In the far corner of the yard was a grove of thin bamboo where the dog went to the bathroom. Sigrid squeezed herself inside, careful to avoid the calcified piles of shit. She thought about Eli, sitting in a tent somewhere with his lips puckered, sucking on a pipe, laughing at something his friends had said. His laugh, she knew, would be different around them, a deeper laugh, a shorter laugh, a little bit cruel. He was laughing his head off, she thought, he was having the last laugh. He was laughing in her face and the laugh was on her. She nearly laughed, and then she choked, and then she sobbed just once and grew silent. The vacuum bag writhed in her palms and she turned it over and shook it, dumping ladybugs and lint and dog hair all over the ground. The red-speckled pile moved grotesquely in the leaves. If only it would snow, she thought, desperately wishing it was winter and the world was blotted out beneath a clean white carpet of death.
She looked back at the house. It was dark with the shadows of afternoon. In the bedroom window was the yellow dog, standing with his front paws on the sill and watching her. She had always loved dogs, but she felt nothing for this big American animal. If she slipped and fell, if the house raised a treacherous tile to trip her in the kitchen, if she hit her head on the floor and bled to death, the yellow dog would not be sad. He would whine at the back door, eat the food in his bowl, shit in the corner, and when he was hungry enough, he would lap at her blood with his long pink tongue.

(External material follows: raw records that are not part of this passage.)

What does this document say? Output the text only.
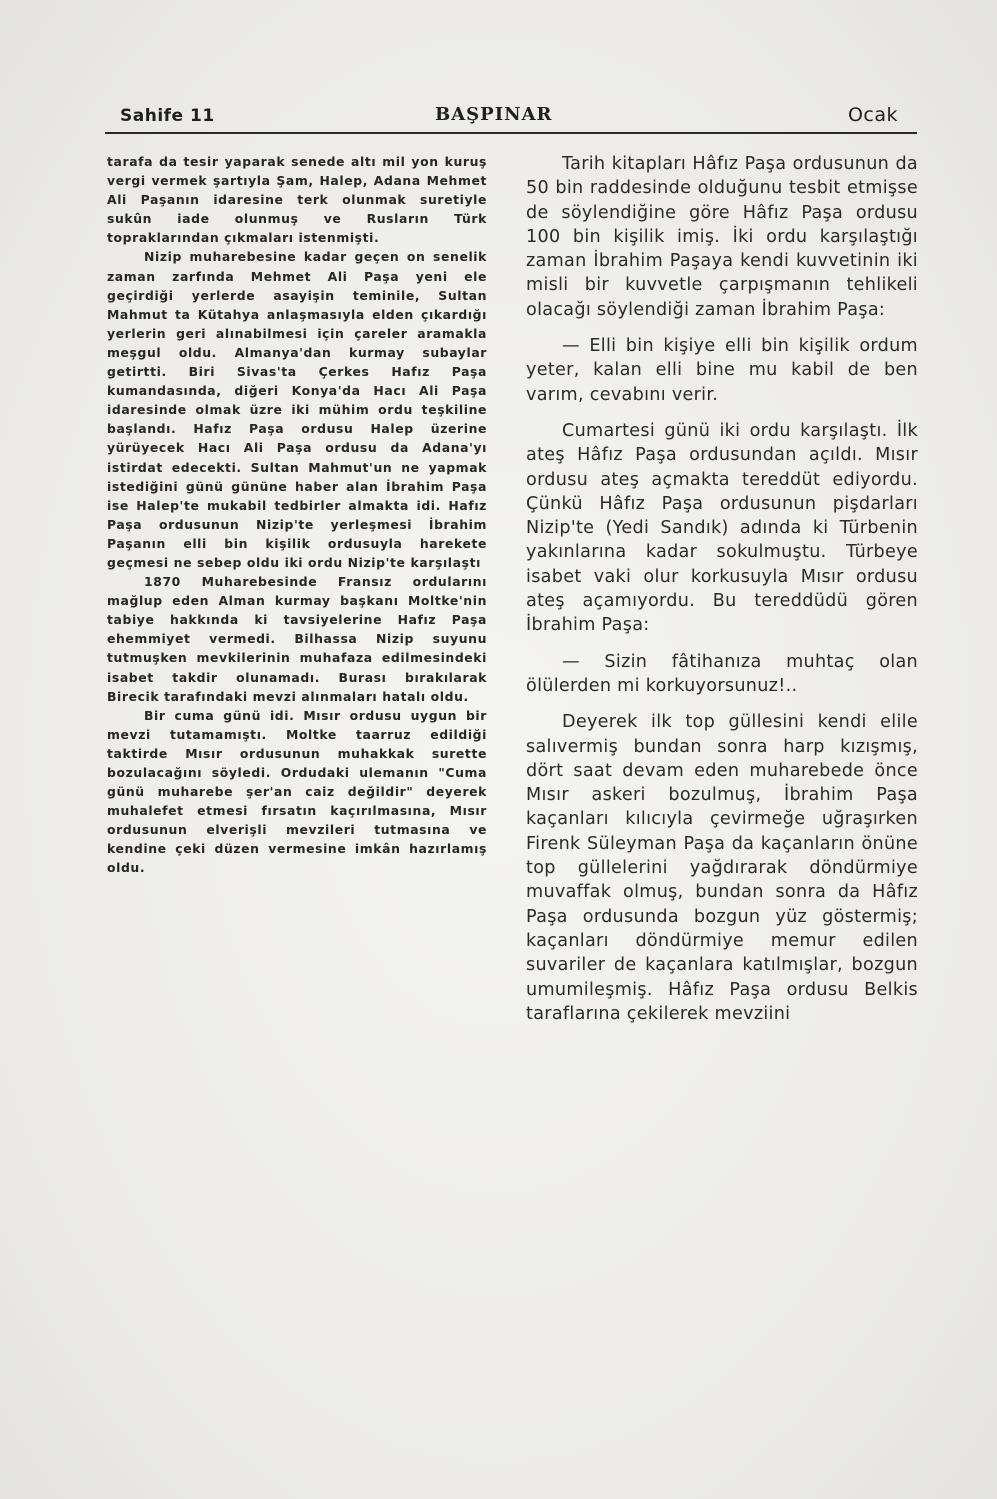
Sahife 11	BAŞPINAR	Ocak

tarafa da tesir yaparak senede altı mil yon kuruş vergi vermek şartıyla Şam, Halep, Adana Mehmet Ali Paşanın idaresine terk olunmak suretiyle sukûn iade olunmuş ve Rusların Türk topraklarından çıkmaları istenmişti.

Nizip muharebesine kadar geçen on senelik zaman zarfında Mehmet Ali Paşa yeni ele geçirdiği yerlerde asayişin teminile, Sultan Mahmut ta Kütahya anlaşmasıyla elden çıkardığı yerlerin geri alınabilmesi için çareler aramakla meşgul oldu. Almanya'dan kurmay subaylar getirtti. Biri Sivas'ta Çerkes Hafız Paşa kumandasında, diğeri Konya'da Hacı Ali Paşa idaresinde olmak üzre iki mühim ordu teşkiline başlandı. Hafız Paşa ordusu Halep üzerine yürüyecek Hacı Ali Paşa ordusu da Adana'yı istirdat edecekti. Sultan Mahmut'un ne yapmak istediğini günü gününe haber alan İbrahim Paşa ise Halep'te mukabil tedbirler almakta idi. Hafız Paşa ordusunun Nizip'te yerleşmesi İbrahim Paşanın elli bin kişilik ordusuyla harekete geçmesi ne sebep oldu iki ordu Nizip'te karşılaştı

1870 Muharebesinde Fransız ordularını mağlup eden Alman kurmay başkanı Moltke'nin tabiye hakkında ki tavsiyelerine Hafız Paşa ehemmiyet vermedi. Bilhassa Nizip suyunu tutmuşken mevkilerinin muhafaza edilmesindeki isabet takdir olunamadı. Burası bırakılarak Birecik tarafındaki mevzi alınmaları hatalı oldu.

Bir cuma günü idi. Mısır ordusu uygun bir mevzi tutamamıştı. Moltke taarruz edildiği taktirde Mısır ordusunun muhakkak surette bozulacağını söyledi. Ordudaki ulemanın "Cuma günü muharebe şer'an caiz değildir" deyerek muhalefet etmesi fırsatın kaçırılmasına, Mısır ordusunun elverişli mevzileri tutmasına ve kendine çeki düzen vermesine imkân hazırlamış oldu.

Tarih kitapları Hâfız Paşa ordusunun da 50 bin raddesinde olduğunu tesbit etmişse de söylendiğine göre Hâfız Paşa ordusu 100 bin kişilik imiş. İki ordu karşılaştığı zaman İbrahim Paşaya kendi kuvvetinin iki misli bir kuvvetle çarpışmanın tehlikeli olacağı söylendiği zaman İbrahim Paşa:

— Elli bin kişiye elli bin kişilik ordum yeter, kalan elli bine mu kabil de ben varım, cevabını verir.

Cumartesi günü iki ordu karşılaştı. İlk ateş Hâfız Paşa ordusundan açıldı. Mısır ordusu ateş açmakta tereddüt ediyordu. Çünkü Hâfız Paşa ordusunun pişdarları Nizip'te (Yedi Sandık) adında ki Türbenin yakınlarına kadar sokulmuştu. Türbeye isabet vaki olur korkusuyla Mısır ordusu ateş açamıyordu. Bu tereddüdü gören İbrahim Paşa:

— Sizin fâtihanıza muhtaç olan ölülerden mi korkuyorsunuz!..

Deyerek ilk top güllesini kendi elile salıvermiş bundan sonra harp kızışmış, dört saat devam eden muharebede önce Mısır askeri bozulmuş, İbrahim Paşa kaçanları kılıcıyla çevirmeğe uğraşırken Firenk Süleyman Paşa da kaçanların önüne top güllelerini yağdırarak döndürmiye muvaffak olmuş, bundan sonra da Hâfız Paşa ordusunda bozgun yüz göstermiş; kaçanları döndürmiye memur edilen suvariler de kaçanlara katılmışlar, bozgun umumileşmiş. Hâfız Paşa ordusu Belkis taraflarına çekilerek mevziini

Sigrid went back inside. The dog scraped at the bedroom door. Above the windows in the living room a few drowsy ladybugs still clung to the wall.
She called her mother.
"How is he?" she said.
"Very bad," said her mother. "But he's awake, and he said he forgives you for not coming home."
"But I'm coming home," said Sigrid. "I've decided."
There was a silence on the other end of the line, thick with static from the overseas connection.
Her mother sighed. "Hurry then."
An hour later, she sat on her duffel in the hallway outside the bedroom. All around her the house was shifting and groaning, anxious for her to leave. It seemed to lean forward now, as if to dump her out, and she had to grip the bedroom door frame to keep herself in place. The central hallway had become a long, narrow tunnel, slick and steep. At the end was the open front door, a tiny dot of sunlight. At any moment the taxi would arrive. She would take a deep breath. The yellow dog would bark once like the crack of a pistol. Then she would let go, sliding down the hallway on her duffle bag, eyes closed, praying for safe passage as she slipped like a breech baby, feet first out of the American house.